At that point, Dzierzawski resigned from Continental and Indeck. In turn, Forsythe sued Vinifera and Dzierzawski for starting a competing business while still being employed by Forsythe. Without getting into all of the legalities, after a series of back-and-forth appeals, Dzierzawski was eventually ordered to pay Forsythe $285,731.

There were more cross-appeals, and even though I have read most of this legal document – I’m not sure how this ended up. It’s all a bunch of mumbo-jumbo to me, but I believe that Dzierzawski ultimately had to pay the amount to Forsythe.

Sour Grapes has several different meanings here. Gerald Forsythe obviously resents Randy Dzierzawski for doing what he did. While legal experts wrangled over who had the right to what to whom; common sense tells you that starting a competing company while working for another is wrong. Forsythe felt he had been wronged by someone he trusted so much, he paid him to run his company. When he was double-crossed, I’m sure he had the feeling of sour grapes. And obviously, with wine being the subject at hand in this story – I couldn’t pass up the chance to use a play on grapes in the title.

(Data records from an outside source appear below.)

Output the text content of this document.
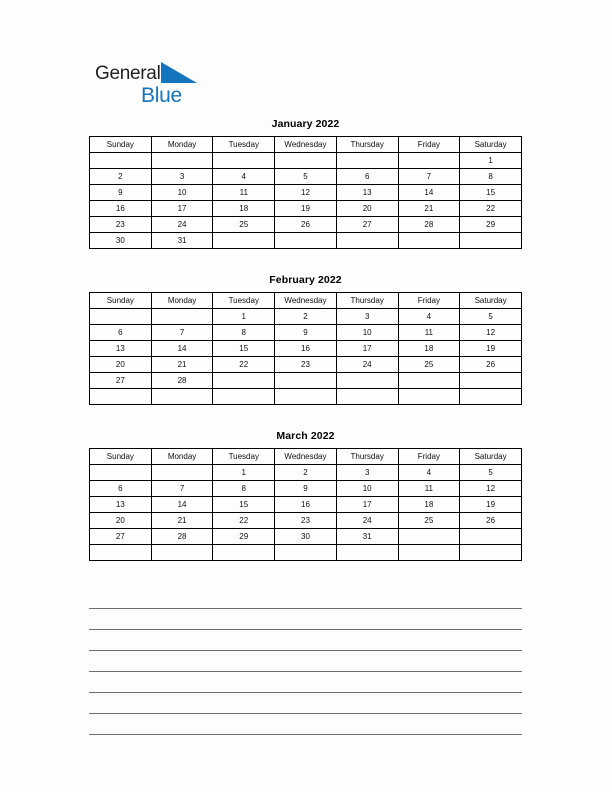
General
Blue
January 2022
Sunday	Monday	Tuesday	Wednesday	Thursday	Friday	Saturday
						1
2	3	4	5	6	7	8
9	10	11	12	13	14	15
16	17	18	19	20	21	22
23	24	25	26	27	28	29
30	31					
February 2022
Sunday	Monday	Tuesday	Wednesday	Thursday	Friday	Saturday
		1	2	3	4	5
6	7	8	9	10	11	12
13	14	15	16	17	18	19
20	21	22	23	24	25	26
27	28					

March 2022
Sunday	Monday	Tuesday	Wednesday	Thursday	Friday	Saturday
		1	2	3	4	5
6	7	8	9	10	11	12
13	14	15	16	17	18	19
20	21	22	23	24	25	26
27	28	29	30	31		
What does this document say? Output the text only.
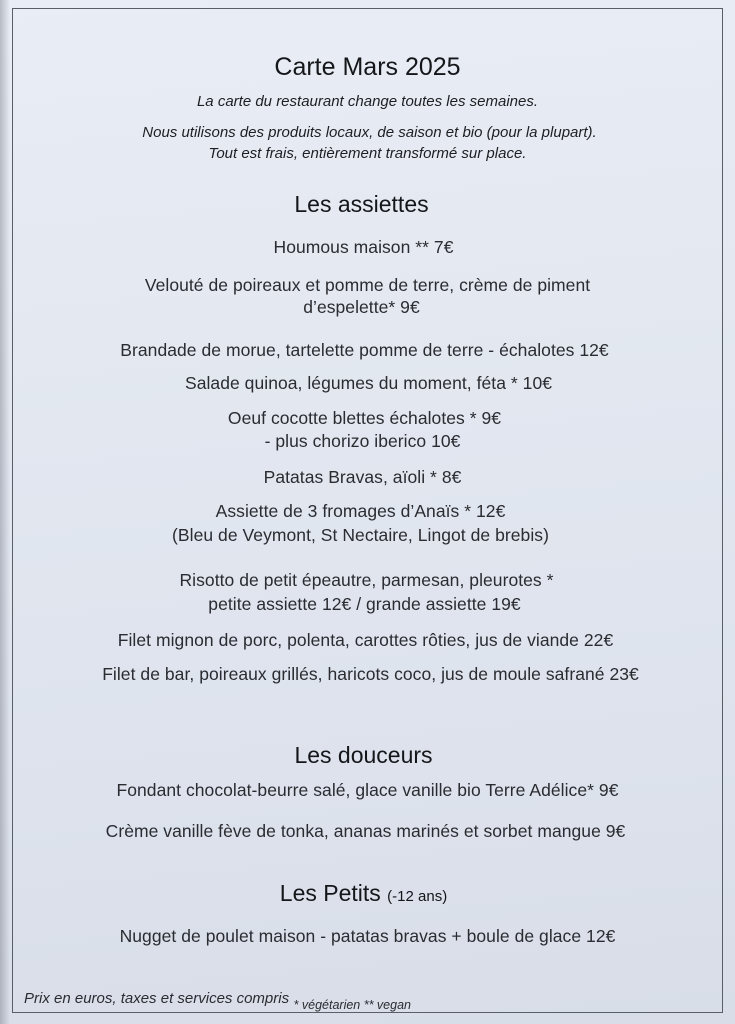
Carte Mars 2025
La carte du restaurant change toutes les semaines.
Nous utilisons des produits locaux, de saison et bio (pour la plupart).
Tout est frais, entièrement transformé sur place.
Les assiettes
Houmous maison ** 7€
Velouté de poireaux et pomme de terre, crème de piment
d’espelette* 9€
Brandade de morue, tartelette pomme de terre - échalotes 12€
Salade quinoa, légumes du moment, féta * 10€
Oeuf cocotte blettes échalotes * 9€
- plus chorizo iberico 10€
Patatas Bravas, aïoli * 8€
Assiette de 3 fromages d’Anaïs * 12€
(Bleu de Veymont, St Nectaire, Lingot de brebis)
Risotto de petit épeautre, parmesan, pleurotes *
petite assiette 12€ / grande assiette 19€
Filet mignon de porc, polenta, carottes rôties, jus de viande 22€
Filet de bar, poireaux grillés, haricots coco, jus de moule safrané 23€
Les douceurs
Fondant chocolat-beurre salé, glace vanille bio Terre Adélice* 9€
Crème vanille fève de tonka, ananas marinés et sorbet mangue 9€
Les Petits (-12 ans)
Nugget de poulet maison - patatas bravas + boule de glace 12€
Prix en euros, taxes et services compris $_{* végétarien ** vegan}$
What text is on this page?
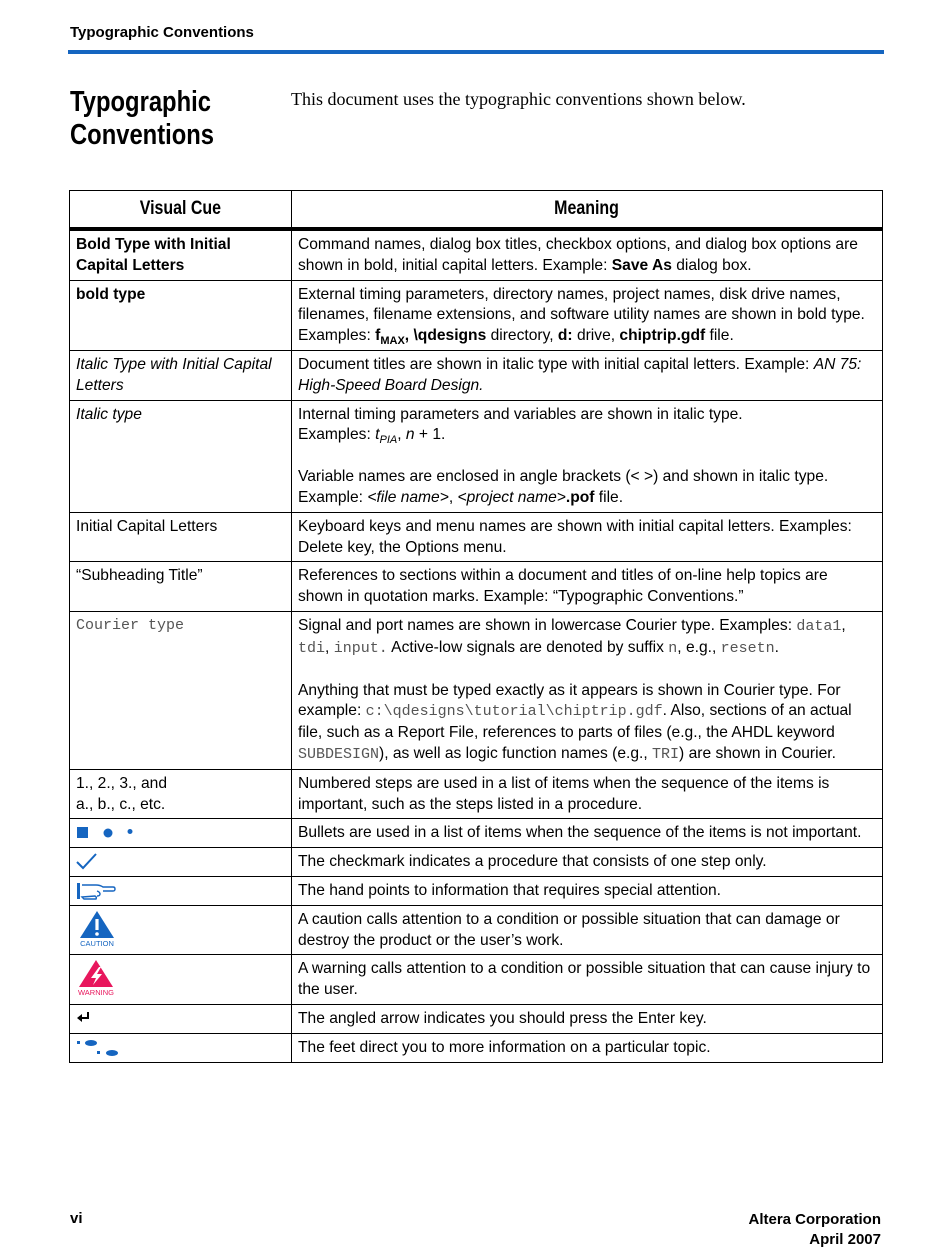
Typographic Conventions
Typographic Conventions
This document uses the typographic conventions shown below.
Visual Cue	Meaning
Bold Type with Initial Capital Letters	Command names, dialog box titles, checkbox options, and dialog box options are shown in bold, initial capital letters. Example: Save As dialog box.
bold type	External timing parameters, directory names, project names, disk drive names, filenames, filename extensions, and software utility names are shown in bold type. Examples: $f_{MAX}$, \qdesigns directory, d: drive, chiptrip.gdf file.
Italic Type with Initial Capital Letters	Document titles are shown in italic type with initial capital letters. Example: AN 75: High-Speed Board Design.
Italic type	Internal timing parameters and variables are shown in italic type.
Examples: $t_{PIA}$, n + 1.
Variable names are enclosed in angle brackets (< >) and shown in italic type.
Example: <file name>, <project name>.pof file.

Initial Capital Letters	Keyboard keys and menu names are shown with initial capital letters. Examples: Delete key, the Options menu.
“Subheading Title”	References to sections within a document and titles of on-line help topics are shown in quotation marks. Example: “Typographic Conventions.”
Courier type	Signal and port names are shown in lowercase Courier type. Examples: data1, tdi, input. Active-low signals are denoted by suffix n, e.g., resetn.
Anything that must be typed exactly as it appears is shown in Courier type. For example: c:\qdesigns\tutorial\chiptrip.gdf. Also, sections of an actual file, such as a Report File, references to parts of files (e.g., the AHDL keyword SUBDESIGN), as well as logic function names (e.g., TRI) are shown in Courier.

1., 2., 3., and
a., b., c., etc.	Numbered steps are used in a list of items when the sequence of the items is important, such as the steps listed in a procedure.

	Bullets are used in a list of items when the sequence of the items is not important.

	The checkmark indicates a procedure that consists of one step only.

	The hand points to information that requires special attention.

CAUTION	A caution calls attention to a condition or possible situation that can damage or destroy the product or the user’s work.

WARNING	A warning calls attention to a condition or possible situation that can cause injury to the user.

	The angled arrow indicates you should press the Enter key.

	The feet direct you to more information on a particular topic.
vi	Altera Corporation
April 2007
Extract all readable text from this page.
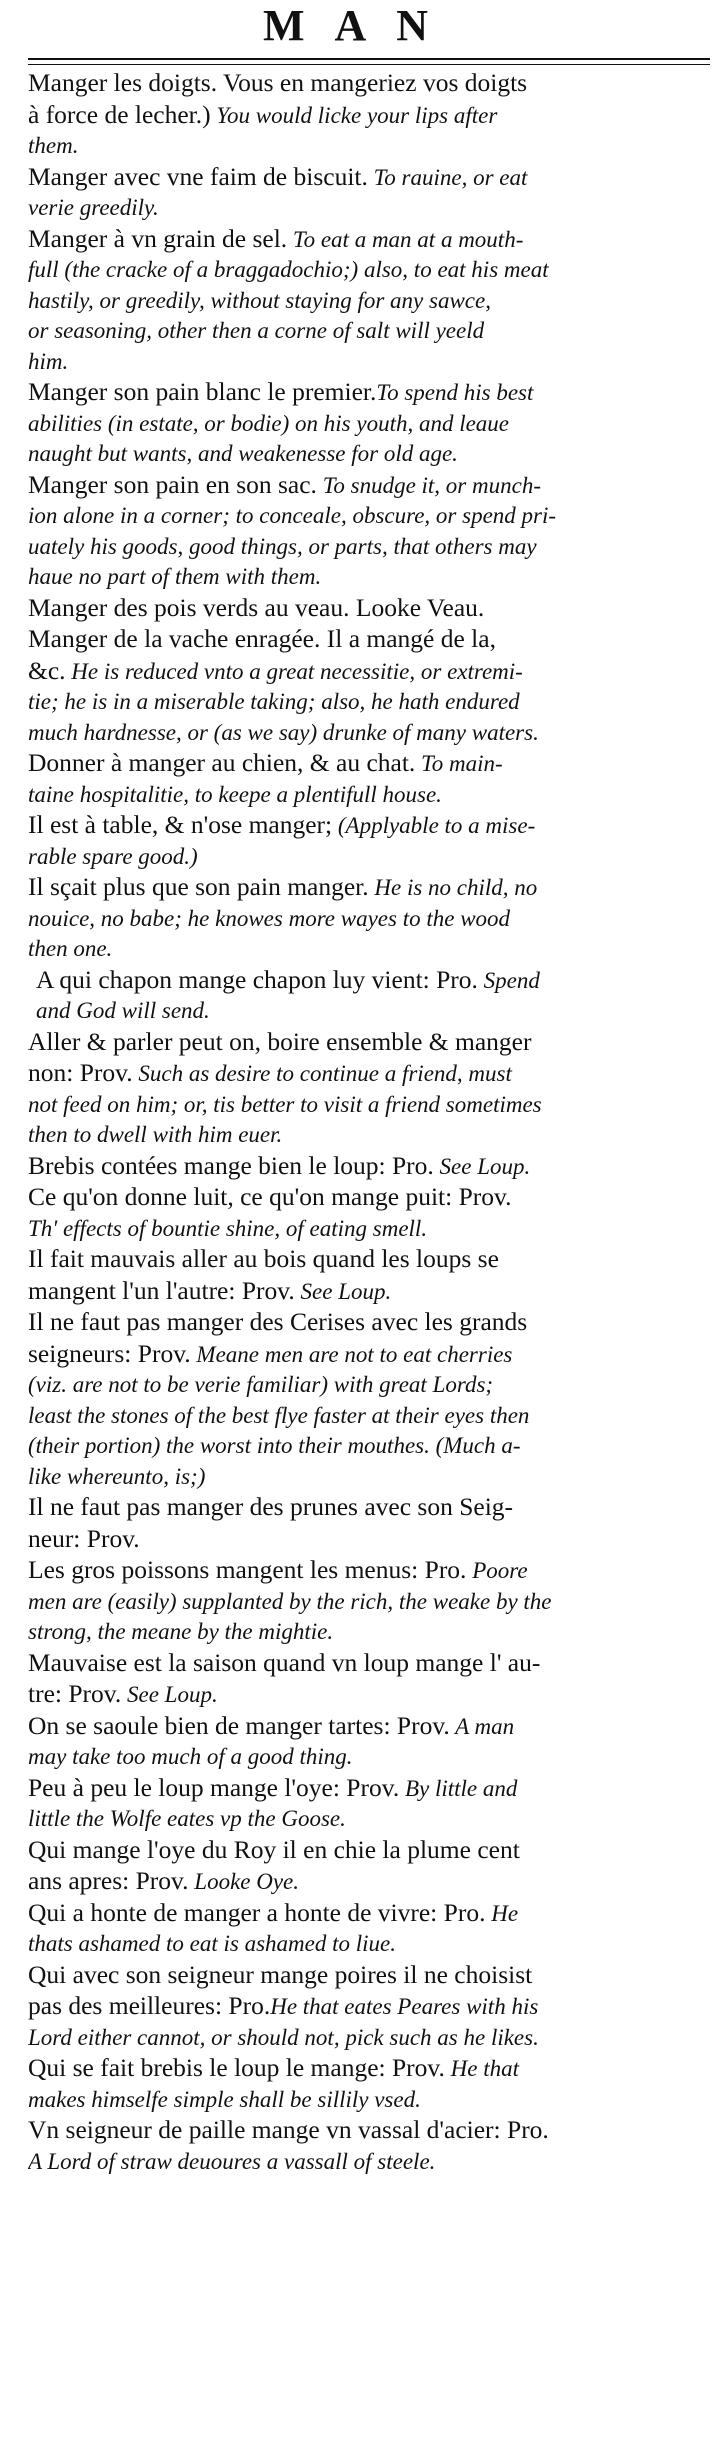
MAN
Manger les doigts. Vous en mangeriez vos doigts
à force de lecher.) You would licke your lips after
them.
Manger avec vne faim de biscuit. To rauine, or eat
verie greedily.
Manger à vn grain de sel. To eat a man at a mouth-
full (the cracke of a braggadochio;) also, to eat his meat
hastily, or greedily, without staying for any sawce,
or seasoning, other then a corne of salt will yeeld
him.
Manger son pain blanc le premier.To spend his best
abilities (in estate, or bodie) on his youth, and leaue
naught but wants, and weakenesse for old age.
Manger son pain en son sac. To snudge it, or munch-
ion alone in a corner; to conceale, obscure, or spend pri-
uately his goods, good things, or parts, that others may
haue no part of them with them.
Manger des pois verds au veau. Looke Veau.
Manger de la vache enragée. Il a mangé de la,
&c. He is reduced vnto a great necessitie, or extremi-
tie; he is in a miserable taking; also, he hath endured
much hardnesse, or (as we say) drunke of many waters.
Donner à manger au chien, & au chat. To main-
taine hospitalitie, to keepe a plentifull house.
Il est à table, & n'ose manger; (Applyable to a mise-
rable spare good.)
Il sçait plus que son pain manger. He is no child, no
nouice, no babe; he knowes more wayes to the wood
then one.
A qui chapon mange chapon luy vient: Pro. Spend
and God will send.
Aller & parler peut on, boire ensemble & manger
non: Prov. Such as desire to continue a friend, must
not feed on him; or, tis better to visit a friend sometimes
then to dwell with him euer.
Brebis contées mange bien le loup: Pro. See Loup.
Ce qu'on donne luit, ce qu'on mange puit: Prov.
Th' effects of bountie shine, of eating smell.
Il fait mauvais aller au bois quand les loups se
mangent l'un l'autre: Prov. See Loup.
Il ne faut pas manger des Cerises avec les grands
seigneurs: Prov. Meane men are not to eat cherries
(viz. are not to be verie familiar) with great Lords;
least the stones of the best flye faster at their eyes then
(their portion) the worst into their mouthes. (Much a-
like whereunto, is;)
Il ne faut pas manger des prunes avec son Seig-
neur: Prov.
Les gros poissons mangent les menus: Pro. Poore
men are (easily) supplanted by the rich, the weake by the
strong, the meane by the mightie.
Mauvaise est la saison quand vn loup mange l' au-
tre: Prov. See Loup.
On se saoule bien de manger tartes: Prov. A man
may take too much of a good thing.
Peu à peu le loup mange l'oye: Prov. By little and
little the Wolfe eates vp the Goose.
Qui mange l'oye du Roy il en chie la plume cent
ans apres: Prov. Looke Oye.
Qui a honte de manger a honte de vivre: Pro. He
thats ashamed to eat is ashamed to liue.
Qui avec son seigneur mange poires il ne choisist
pas des meilleures: Pro.He that eates Peares with his
Lord either cannot, or should not, pick such as he likes.
Qui se fait brebis le loup le mange: Prov. He that
makes himselfe simple shall be sillily vsed.
Vn seigneur de paille mange vn vassal d'acier: Pro.
A Lord of straw deuoures a vassall of steele.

Gerald Forsythe is no saint. We all remember how he held Paul Tracy to his Champ Car contract after the open-wheel reunification of 2008. He would not allow Tracy to race in the reunified series, mainly just out of spite and resentment toward Tony George and IndyCar. That’s sour grapes.

I’m sure in his own mind, Randy Dzierzawski felt justifiable sour grapes toward Forsythe – probably because Forsythe wouldn’t continue to pay him to run his company, while Dzierzawski owned and ran a direct competitor. That sounds odd, but that’s how some people justify their actions.

Lastly, I’ll admit I took a lot of pleasure in reading how things turned out for Randy Dzierzawski. I normally don’t take pleasure in learning about the misfortunes of others – even when they bring it on to themselves, like Dzierzawski did. But considering his narcissistic and condescending demeanor when he and I had our one encounter back in 1995, I can’t help but think that it couldn’t have happened to a nicer guy. I’m not really proud of it, but that’s sour grapes on my part.

George Phillips

6 Responses to “Sour Grapes”

  1. As a Champcar fan I was extremely pleased Forsythe quite fairly held Tracy to his contract.

    Re Mr Dzierzawski. Quite understand your views.

  2. The whole ruling seems to paint a legal hell: Dzierzawski technically was found to have breached his duties as an officer, but Forsythe’s winery couldn’t prove any damages and actually seems to have made some money from the arrangement so there were no common law damages found by the jury, and then the judge at the end of the trial ordered Dzierzawski pay Forsythe an equitable disgorgement (not having seen that ruling I can’t say why, but probably giving back some profit/salary on principle because of the misconduct)

    Short version, the whole process would have been punishment for anyone.

  3. billytheskink Says:

    George has a heck of a story here, Mr. Dzierzawski not quite so much…

  4. I’ve been reading your site since the beginning, and in the 11 years or whatever it’s been now, I don’t ever recall hearing the story of the day George Phillips interviewed for a job with CART. What an amazing tale! I suppose your disdain for this Dawgzawski cat is reason to want to forget it! haha

  5. Chris Lukens Says:

    I think a better word for you might be schadenfreude.

    But as far as Sour Grapes, I’m sure Mr Dzierzawski can feel it. Every race fan buddy I know has never heard of Randy Dzierzawski, but they all know of George Phillips.